There are some data from uncontrolled studies on the benefits of ursodeoxycholic acid (UDCA) in the management of patients with NAFLD, consisting of a decrease in hepatic cytolysis, and improvement of steatosis [87]. Randomized studies have shown that 13–15 mg/kg/ day doses or higher doses of 23–28 mg/kg/day of UDCA have no additional benefit over placebo [87,88], but UDCA combined with vitamin E appears to offer encouraging data [85].

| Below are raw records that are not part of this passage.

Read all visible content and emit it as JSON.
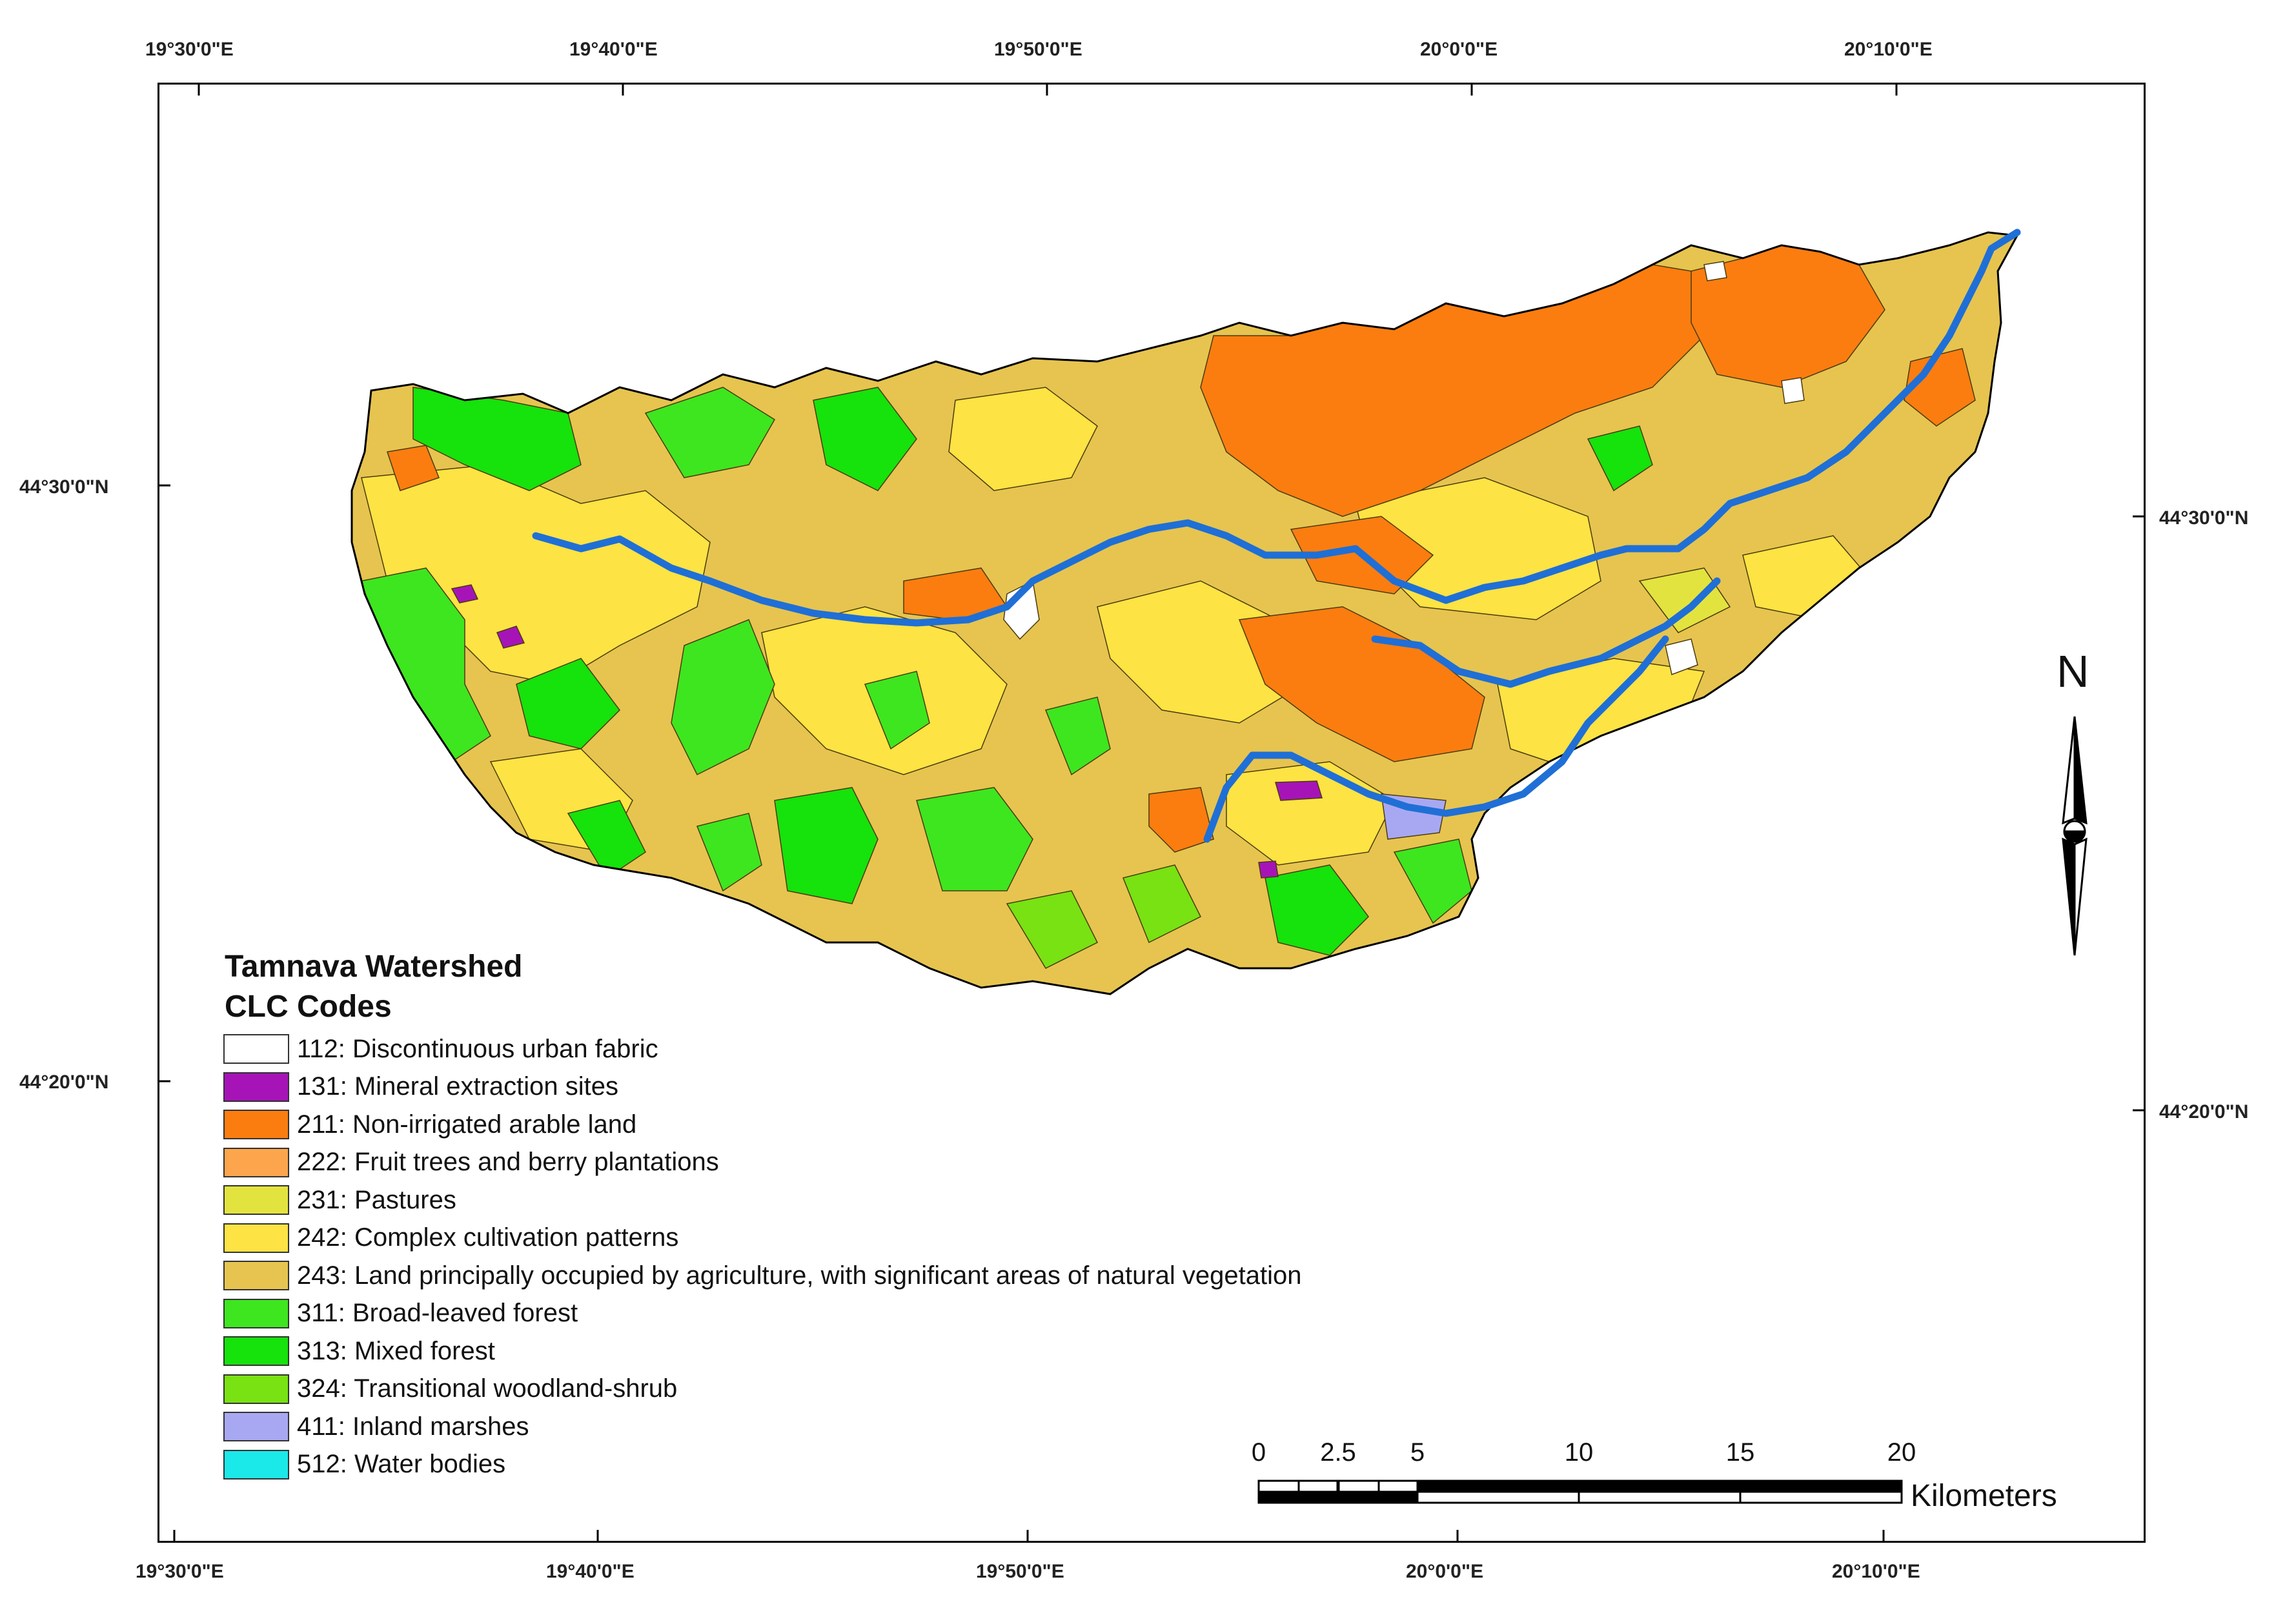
{
  "map": {
    "top_longitudes": [
      "19°30'0\"E",
      "19°40'0\"E",
      "19°50'0\"E",
      "20°0'0\"E",
      "20°10'0\"E"
    ],
    "bottom_longitudes": [
      "19°30'0\"E",
      "19°40'0\"E",
      "19°50'0\"E",
      "20°0'0\"E",
      "20°10'0\"E"
    ],
    "left_latitudes": [
      "44°30'0\"N",
      "44°20'0\"N"
    ],
    "right_latitudes": [
      "44°30'0\"N",
      "44°20'0\"N"
    ],
    "river_color": "#1f6fd6",
    "boundary_color": "#000000"
  },
  "legend": {
    "title_line1": "Tamnava Watershed",
    "title_line2": "CLC Codes",
    "items": [
      {
        "label": "112: Discontinuous urban fabric",
        "color": "#ffffff"
      },
      {
        "label": "131: Mineral extraction sites",
        "color": "#a614b8"
      },
      {
        "label": "211: Non-irrigated arable land",
        "color": "#fb7d10"
      },
      {
        "label": "222: Fruit trees and berry plantations",
        "color": "#fca54c"
      },
      {
        "label": "231: Pastures",
        "color": "#e3e33f"
      },
      {
        "label": "242: Complex cultivation patterns",
        "color": "#fde343"
      },
      {
        "label": "243: Land principally occupied by agriculture, with significant areas of natural vegetation",
        "color": "#e6c44f"
      },
      {
        "label": "311: Broad-leaved forest",
        "color": "#3ee61f"
      },
      {
        "label": "313: Mixed forest",
        "color": "#16e20c"
      },
      {
        "label": "324: Transitional woodland-shrub",
        "color": "#78e212"
      },
      {
        "label": "411: Inland marshes",
        "color": "#a8a8f2"
      },
      {
        "label": "512: Water bodies",
        "color": "#1be8e8"
      }
    ]
  },
  "scale_bar": {
    "ticks": [
      "0",
      "2.5",
      "5",
      "10",
      "15",
      "20"
    ],
    "unit": "Kilometers"
  },
  "north_arrow": {
    "letter": "N"
  }
}
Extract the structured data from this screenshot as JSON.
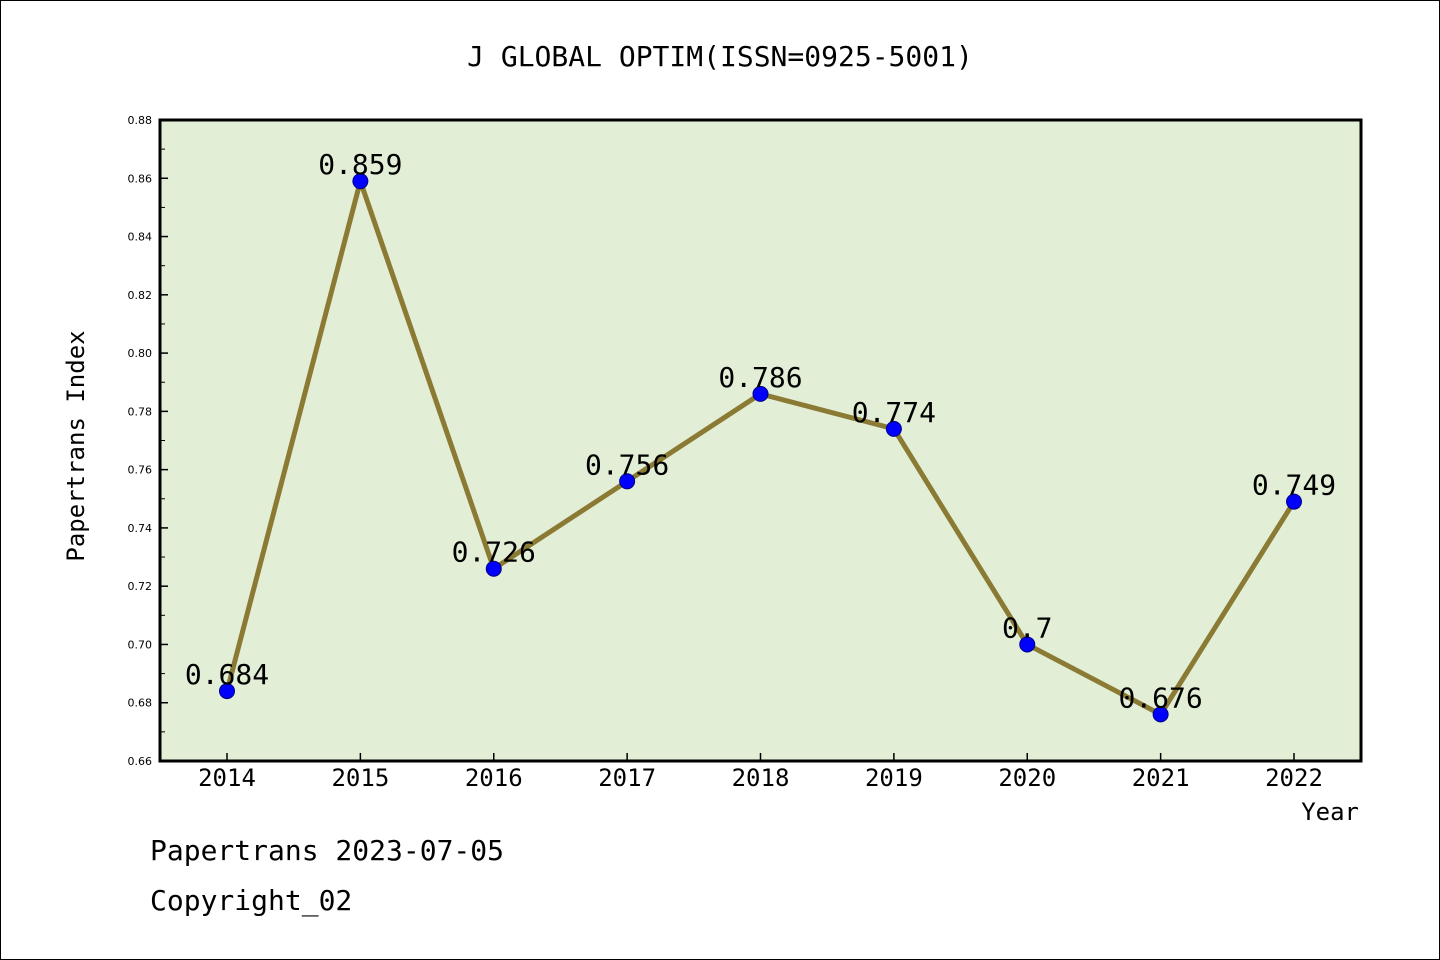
{
  "chart_data": {
    "type": "line",
    "title": "J GLOBAL OPTIM(ISSN=0925-5001)",
    "xlabel": "Year",
    "ylabel": "Papertrans Index",
    "categories": [
      "2014",
      "2015",
      "2016",
      "2017",
      "2018",
      "2019",
      "2020",
      "2021",
      "2022"
    ],
    "values": [
      0.684,
      0.859,
      0.726,
      0.756,
      0.786,
      0.774,
      0.7,
      0.676,
      0.749
    ],
    "data_labels": [
      "0.684",
      "0.859",
      "0.726",
      "0.756",
      "0.786",
      "0.774",
      "0.7",
      "0.676",
      "0.749"
    ],
    "ylim": [
      0.66,
      0.88
    ],
    "yticks": [
      "0.66",
      "0.68",
      "0.70",
      "0.72",
      "0.74",
      "0.76",
      "0.78",
      "0.80",
      "0.82",
      "0.84",
      "0.86",
      "0.88"
    ],
    "colors": {
      "line": "#8B7A33",
      "marker": "#0000FF",
      "plot_bg": "#E2EFD6",
      "axes": "#000000"
    }
  },
  "footer": {
    "line1": "Papertrans 2023-07-05",
    "line2": "Copyright_02"
  }
}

There are also new therapies such as probiotics, IKK inhibitors, PPAR agonists, CB1 peripheral blockers, FXR/TGR5 agonists, autophagy activators, chaperons. All these resources require further additional studies to validate the usefulness in the treatment of NAFLD.

Conclusion

Although the mechanisms underlying the association between NAFLD and CVD are not fully known, attention must be paid to this association, given that these patients are more likely to die due to heart disease rather than liver disease. IR retains its key role in explaining the association between NAFLD and MS, which makes mandatory the inclusion of liver disease on the list of “official” MS constituents. Of course some questions remain looking for an answer. Is NAFLD associated with CVD as a result of the sharing of common risk factors or does NAFLD itself confer an increased cardiovascular risk independent of these factors? How often should these patients be monitored in terms of cardiovascular risk and how early should we intervene? Everyone agrees that IR has its place well established in the pathogenesis of NAFLD. But then, why doesn’t insulin sensitivity therapy make its effect better and more readily felt? If this therapy fails to prove its usefulness, it can mean that we are looking at the problem under a totally wrong angle. Because most patients with NAFLD have normal liver function, the question arises whether and how screening should be conducted, considering the already high and increasing incidence of this disease. Given that there are tests that already identified a pattern of genetic changes for NAFLD, it is expected that the clinical utility of these genetic determinations be put to work and integrate them in daily clinical practice. There is need to conduct additional studies to elucidate both the mechanisms underlying the association of NAFLD with CVD, as well as the unknown aspects regarding the surveillance of these patients and their treatment.